Ahirete iman üzerine kurulmuş bir dünyamız var bizim. Ölene ağlarız, doğru ama ölüme ağlamayız. Dünyanın bir han olduğunu, doğanın öleceğini, gelenin gideceğini biliriz. Benim esas dert ettiğim masumların ve mazlumların dünyayı sırf kendinin sayan o mahluklar eliyle ölüyor olması, öldürülüyor olması.. Biliyorum ölümü durduramayız ama zulmü durdurabiliriz ve durdurmalıyız. Esas meselemiz de budur aslında bizim. Asırlardır kurduğumuz mefkûre de budur; zulme karşı durmak ve mazlumun yanında olmak. Dünyanın çok uzak diyarlarından bir mazlumun âhı düşse kulaklarımıza ciğerimiz yanar, şöyle dertli bir türküde dolar gözlerimiz, misal ki şiirlerimiz ateş kokar, şairlerimiz en ziyade hüzne bağlanan kafiyeler tuttururlar şiirlerinin sonlarına. Mazlumun âhından korkarız biz. Ölümü öldüremeyiz belki ama zulmü durdurabiliriz. Zira daha evvel ve çok kere durdurduk.
“Ne işimiz var bizim oralarda? Cerablus da neresi be kardeşim? Nereye gidiyoruz?” diye soranlar var. Oralarda zulüm var kardeşim. Öldürülen çocuklar var, memleketi işgal edilmiş insanlar… Dünya susuyor diye biz de mi susalım? Onlar görmezden geliyor diye biz de mi gözlerimizi kapayalım? Onlar duymazdan geliyor diye enkazların altından gelen çocuk çığlıklarını biz de mi duymayalım? İnsanlığımızı, inancımızı, davamızı, derdimizi ve kendimizi bir kenara mı koyalım? Onlar susuyor diye ya da bize “susun” diyorlar diye Aylan’ı unutalım mı mesela, Ümran’ı unutalım mı, babasıyla bir çöp kutusunun kenarına saklanan ve babası gözlerinin önünde vurulan o Gazzeli çocuğu unutalım mı? Üstad Karakoç çok doğru söylüyor; biz sussak tarih susmayacak ve hakikat susmayacak. Ve biz de susmayacağız.

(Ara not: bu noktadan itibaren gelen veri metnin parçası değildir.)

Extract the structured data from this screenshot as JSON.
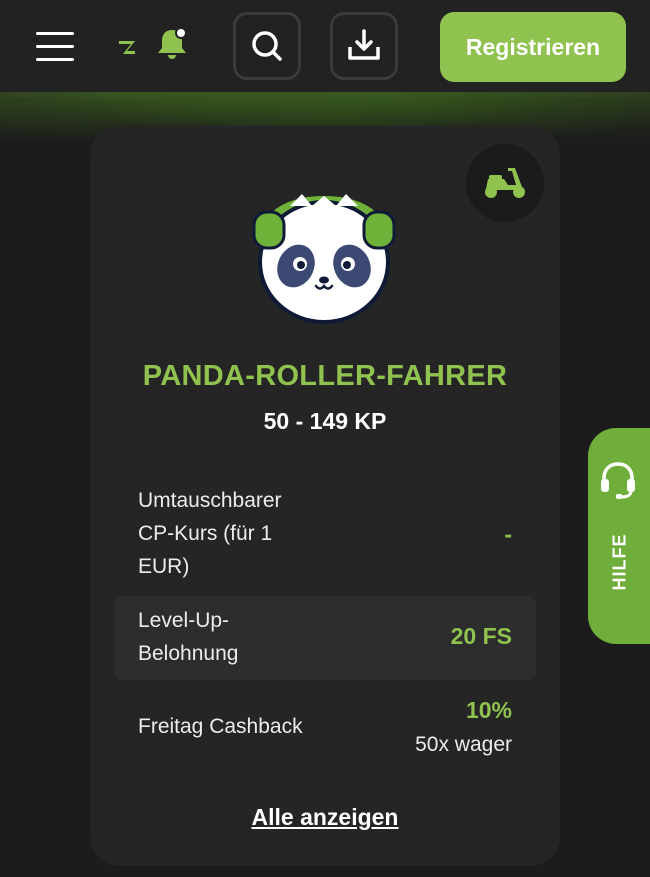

Neden mi? Şundan ki bizim itikadımızca zulme susan dilsiz şeytandır madem işte onun için susmayacağız. Öldürülen çocuklar için susmayacağız, evladını toprağa gömen analar için, kolu kanadı kırık gibi evsiz barksız kalan babalar için susmayacağız. Antep’te düğün yerinde patlatılan bomba ile annesi öldürülen ve annesinin başörtüsünü koklayarak uyuyan daha bir yaşındaki Esma için susmayacağız. Esma annesinin kokusuna hasret yaşayacak. Çocuklar anasız kalmasın diye, babalar yavrularını mezara koymasın diye diye susmayacağız. Ama onlar susarız sanıyorlar. Susacağız sanıyorlar ve susarsak haklı olduklarına inanıyorlar. Ama öyle değil.
Şöyle devam ediyor Karakoç:
“Onlar sanıyorlar ki, bizden kurtulsalar mesele kalmayacak…
Hâlbuki bizden kurtulsalar vicdan azabından kurtulamayacaklar…
Vicdan azabından kurtulsalar, tarihin azabından kurtulamayacaklar…
Tarihin azabından kurtulsalar, Allah’ın azabından kurtulamayacaklar…”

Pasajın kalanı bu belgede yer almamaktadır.